If you want to visit museums, here are some tips to make the experience more enjoyable.

  • Pick a museum that has collections of things you find interesting. I wouldn’t say I like modern art, so I don’t go to modern art museums. While that is my preference, many out there love to visit contemporary art museums. I leave that experience to them.
  • In many countries, you can visit museums for free. Those that charge admission often has a specific day (like every last Sunday of the month) where admission is free for everyone. Find out when that is and go on that day. You won’t feel like you have to stay because you’ve paid the admission. You can also come back on another day to see a different exhibit if you enjoy your visit.
  • Don’t spend hours walking around a museum building aimlessly. Get an audio guide and choose which exhibits you want to see. Once you feel tired, bored or restless, call it a day. There is no point in forcing the experience, and you’ll be glad you did.
  • Set your expectations before deciding to visit museums, especially ones you’re not sure about. Many museums offer virtual tours that you can access on their site. Take advantage of that and check it out before you go. The virtual tour might be enough for you, and that’s perfectly fine. You’ve just saved yourself some time. Or, it will make you want to visit in person and learn more about the exhibits.
  • Respect museum rules. There is a reason why things are roped off or under a glass cover. Many items in museums are one of a kind and, once damaged, can’t be replaced. They can get damaged by heat and light or knocked over by accident. Locking them away helps preserve them and keep them out of reach of people who have no appreciation or respect for what’s there.
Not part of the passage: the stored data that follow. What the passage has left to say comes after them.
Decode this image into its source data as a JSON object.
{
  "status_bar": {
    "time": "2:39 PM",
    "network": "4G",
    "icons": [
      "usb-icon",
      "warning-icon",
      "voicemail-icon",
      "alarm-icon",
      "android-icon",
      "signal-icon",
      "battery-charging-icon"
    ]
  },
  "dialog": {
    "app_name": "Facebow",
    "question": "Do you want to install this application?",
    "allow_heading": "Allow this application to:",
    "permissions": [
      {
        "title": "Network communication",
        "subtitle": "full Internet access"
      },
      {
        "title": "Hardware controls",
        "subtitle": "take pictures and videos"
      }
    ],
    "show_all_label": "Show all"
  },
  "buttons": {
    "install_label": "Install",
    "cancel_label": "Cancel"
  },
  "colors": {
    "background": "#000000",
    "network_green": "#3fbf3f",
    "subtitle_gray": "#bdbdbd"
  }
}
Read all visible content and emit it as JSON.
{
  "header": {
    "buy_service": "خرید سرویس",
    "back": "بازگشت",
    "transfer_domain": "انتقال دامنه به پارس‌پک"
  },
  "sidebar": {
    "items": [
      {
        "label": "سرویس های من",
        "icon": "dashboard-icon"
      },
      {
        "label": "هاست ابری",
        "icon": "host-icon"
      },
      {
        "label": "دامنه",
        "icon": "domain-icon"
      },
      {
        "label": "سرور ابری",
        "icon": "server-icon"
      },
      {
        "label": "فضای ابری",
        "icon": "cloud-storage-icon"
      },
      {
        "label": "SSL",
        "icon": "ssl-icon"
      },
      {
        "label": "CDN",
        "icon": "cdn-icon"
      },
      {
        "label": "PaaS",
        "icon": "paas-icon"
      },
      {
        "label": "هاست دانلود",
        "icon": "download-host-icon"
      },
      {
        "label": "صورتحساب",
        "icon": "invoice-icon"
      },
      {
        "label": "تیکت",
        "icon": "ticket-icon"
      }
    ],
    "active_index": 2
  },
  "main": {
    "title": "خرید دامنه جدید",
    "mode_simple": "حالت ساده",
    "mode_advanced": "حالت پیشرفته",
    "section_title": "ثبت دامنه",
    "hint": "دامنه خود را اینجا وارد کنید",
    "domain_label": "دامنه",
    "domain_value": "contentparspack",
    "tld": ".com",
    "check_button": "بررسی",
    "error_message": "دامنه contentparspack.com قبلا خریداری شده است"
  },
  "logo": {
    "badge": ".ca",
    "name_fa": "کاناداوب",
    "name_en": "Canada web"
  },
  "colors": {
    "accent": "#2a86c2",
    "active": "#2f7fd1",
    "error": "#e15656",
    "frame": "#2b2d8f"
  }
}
Final thoughts on why people visit museums

Most people first visit museums as kids, usually on a school trip or with parents. These experiences likely shape how they feel about museums later on. Even if you haven’t visited one as a child, you’re likely to visit a museum at some point in your life. You’ll either love it or hate it. One isn’t better than the other, so don’t feel bad if you don’t enjoy it. But if you go in open-minded, it will make the experience more enjoyable.

With such a variety of museums, there is likely something that will appeal to everyone. If you’re like me and love to visit museums, I don’t have to tell you why you should see one. You’ve probably been to many and have a list of your favourite ones. I’d love to compare those lists! We all have different interests, which makes museums fun and exciting for everyone.